Supreme Court Says Some Businesses Can Ignore Birth Control Mandate

Supreme Court Says Some Businesses Can Ignore Birth Control Mandate

By Stephanie Haven and Michael Doyle, McClatchy Washington Bureau

WASHINGTON — A divided Supreme Court on Monday extended religious-freedom protections to certain for-profit corporations, exempting them from providing birth-control services that are required under the 2010 health care law.

In a groundbreaking 5-4 decision, the court concluded that closely held corporations may claim religious rights similar to those enjoyed by individuals. The decision expands exemptions from the so-called contraceptive mandate imposed by the Affordable Care Act. It doesn’t affect other insurance provisions in the law, such as blood transfusions or vaccinations.

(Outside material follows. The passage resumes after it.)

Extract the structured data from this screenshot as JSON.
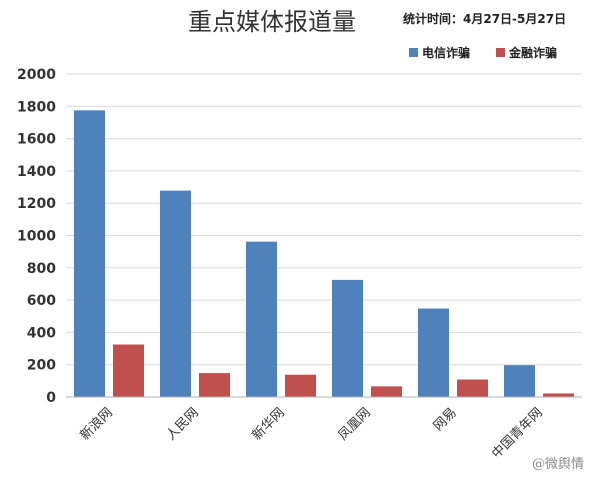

“Protecting the free-exercise rights of closely held corporations thus protects the religious liberty of the humans who own and control them,” Justice Samuel Alito said, writing for the majority.

While the ruling struck a blow to the Affordable Care Act, it explicitly says the decision can’t be used as a “cloak” to mask “illegal discrimination as a religious practice.”

In her dissent, Justice Ruth Bader Ginsburg called the decision one of “startling breadth” and stressed the targeted implications of the ruling on women.

“The exemption sought by Hobby Lobby and Conestoga would override significant interests of the corporations’ employees and covered dependents,” Ginsburg wrote. “It would deny legions of women who do not hold their employers’ beliefs access to contraceptive coverage that (the health care law) would otherwise secure.”

Hobby Lobby, an Oklahoma City-based chain of arts and crafts stores, and Conestoga Wood Specialties, a Pennsylvania furniture maker, brought the legal challenge.

The owners of Hobby Lobby, who employ 13,000 people in more than 500 stores nationwide, claimed that the Affordable Care Act’s contraception mandate violated their rights under the First Amendment and the Religious Freedom Restoration Act. The latter law, created in 1993, says the government “shall not substantially burden a person’s exercise of religion” unless the action is the least restrictive means to serve a compelling purpose.

The court ruled that providing contraceptives without cost is not the “least restrictive” means to achieve its goal, thus violating the religious freedom law.
Employees from corporations with religious exemptions aren’t barred from seeking other insurance for contraceptives. The government, for one, could cover the free medications guaranteed under the contraceptive mandate.

“If the government wants to, on its own, go around providing people with benefits, that’s not something most of the plaintiffs object to,” Hobby Lobby lead counsel Mark Rienzi, of the Becket Fund for Religious Liberty, a nonprofit public-interest law firm, said in a conference call afterward.

The response to the decision was immediate and appeared to fall largely along partisan lines. Democrats and liberal social groups criticized the decision as a step backward in protecting women’s health; Republicans and conservative social groups said it championed the protection of religious freedoms.

The highly anticipated ruling marks the first time the high court has taken up the Affordable Care Act since it upheld in June 2012 the law’s important mandate that most people have health insurance.